Pour un droit au logement opposable.
Article extrait du dossier n°197 (2006/1)

Mis à jour le mercredi 3 janvier 2007.

Architecte, Olivier Nodé-Langlois est allié du mouvement ATD Quart Monde, avec Marisol, son épouse, depuis dix-sept ans. Responsable du secrétariat national Habitat-Ville de ce mouvement, coordinateur de la plate-forme « Pour un droit au logement opposable » qui regroupe aujourd’hui, autour de cet objectif, 57 organismes signataires très divers.

« Habiter avec les autres ? »

L’État doit rester le garant du droit au logement et reprendre en main ce domaine dont il avait pris l’habitude de s’affranchir peu à peu.

La loi d’orientation relative à la lutte contre les exclusions votée en 1998, a reconnu six droits comme fondamentaux, c’est-à-dire dont « l’accès effectif » doit être garanti à tous, sur le seul fondement de « l’égale dignité de tous les êtres humains ». Rappelons qu’il s’agit de « l’emploi, du logement, de la protection de la santé, de la justice, de l’éducation, de la formation et de la culture, de la protection de la famille et de l’enfance ».

L’accès aux soins est garanti par la sécurité sociale, récemment renforcée par la Couverture maladie universelle. La justice est accessible à tous grâce à l’aide juridictionnelle. L’école gratuite et obligatoire garantit l’accès à l’éducation, à la formation et à la culture. La famille et l’enfance sont protégées par le code civil, les allocations familiales et l’aide sociale à l’enfance. Si l’accès à l’emploi n’est pas garanti, des allocations chômage, puis un revenu minimum, sont versés à ceux qui en sont privés.

Ces garanties ne sont pas parfaites bien entendu - chacun a la liberté d’en juger - elles représentent néanmoins des appuis sur lesquels chacun peut compter.

Et le logement ? Rien n’est assuré à ceux qui ne disposent pas d’un logement décent. Aucun recours ne leur est offert. Aucune cérémonie nationale n’a même été organisée en mémoire des victimes des trois incendies qui ont endeuillé Paris au printemps et cet été. Depuis cet automne, onze personnes sont déjà mortes de froid faute de logement, sans que cela ne fasse plus que quelques « brèves » au journal télévisé.

Un volet logement est prévu au Plan de cohésion sociale lancé par le gouvernement, mais par sa consistance et son ampleur par rapport à l’étendue des besoins, il ne permettra pas d’assurer un logement décent aux personnes pourtant reconnues comme « défavorisées ». Tout juste assurera-t-il celui des classes moyennes. Et il doit s’achever en 2009.

Le mal logement coûte cher.

En demandant récemment, que soit attribué, en priorité, un logement aux personnes ayant retrouvé en emploi, le Premier ministre indique qu’il avait compris que le logement était un droit « nodal », c’est-à-dire un droit nécessaire à l’accès aux autres droits. Sans logement, comment se maintenir dans un emploi ? Mais aussi, comment étudier ? Comment se maintenir en bonne santé ? Comment assurer une vie de famille ? En résumé, comment exister ?
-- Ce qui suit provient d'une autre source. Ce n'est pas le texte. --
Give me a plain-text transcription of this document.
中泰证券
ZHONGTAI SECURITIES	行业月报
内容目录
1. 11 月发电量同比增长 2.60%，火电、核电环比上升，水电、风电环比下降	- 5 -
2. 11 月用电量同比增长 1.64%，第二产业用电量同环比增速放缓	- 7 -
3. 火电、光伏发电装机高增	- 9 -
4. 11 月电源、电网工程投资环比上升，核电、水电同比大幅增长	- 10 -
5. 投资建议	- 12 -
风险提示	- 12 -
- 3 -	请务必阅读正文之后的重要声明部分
Le Haut comité pour le logement des personnes défavorisées a dénoncé cette atteinte à la personne que représente le mal logement : « Le non-respect du droit au logement met en cause la vie familiale et le respect de son intimité, il porte atteinte à la santé physique et psychique, il s’oppose à l’épanouissement et à la réussite scolaire des enfants, et souvent à l’accès à l’emploi des parents... ». Selon l’étude menée par la Fondation Abbé Pierre, cette situation est subie en France, aujourd’hui, par plus de trois millions de personnes et en menace plus de cinq millions d’autres.

Loin d’être la conséquence d’une quelconque rigueur économique, le mal logement coûte cher à notre société. Economiquement, d’abord. Les hébergements et les placements d’enfant rendus durables par la carence de logement, sont beaucoup plus onéreux qu’un logement courant et ne le remplacent pas.

Les soins entraînés par des maladies liées au mal logement (saturnisme, maladies respiratoires et du système digestif, dépressions, accidents,... ) coûtent cher à la sécurité sociale. Ne pouvant combattre la cause réelle du mal, ils sont par ailleurs peu efficaces.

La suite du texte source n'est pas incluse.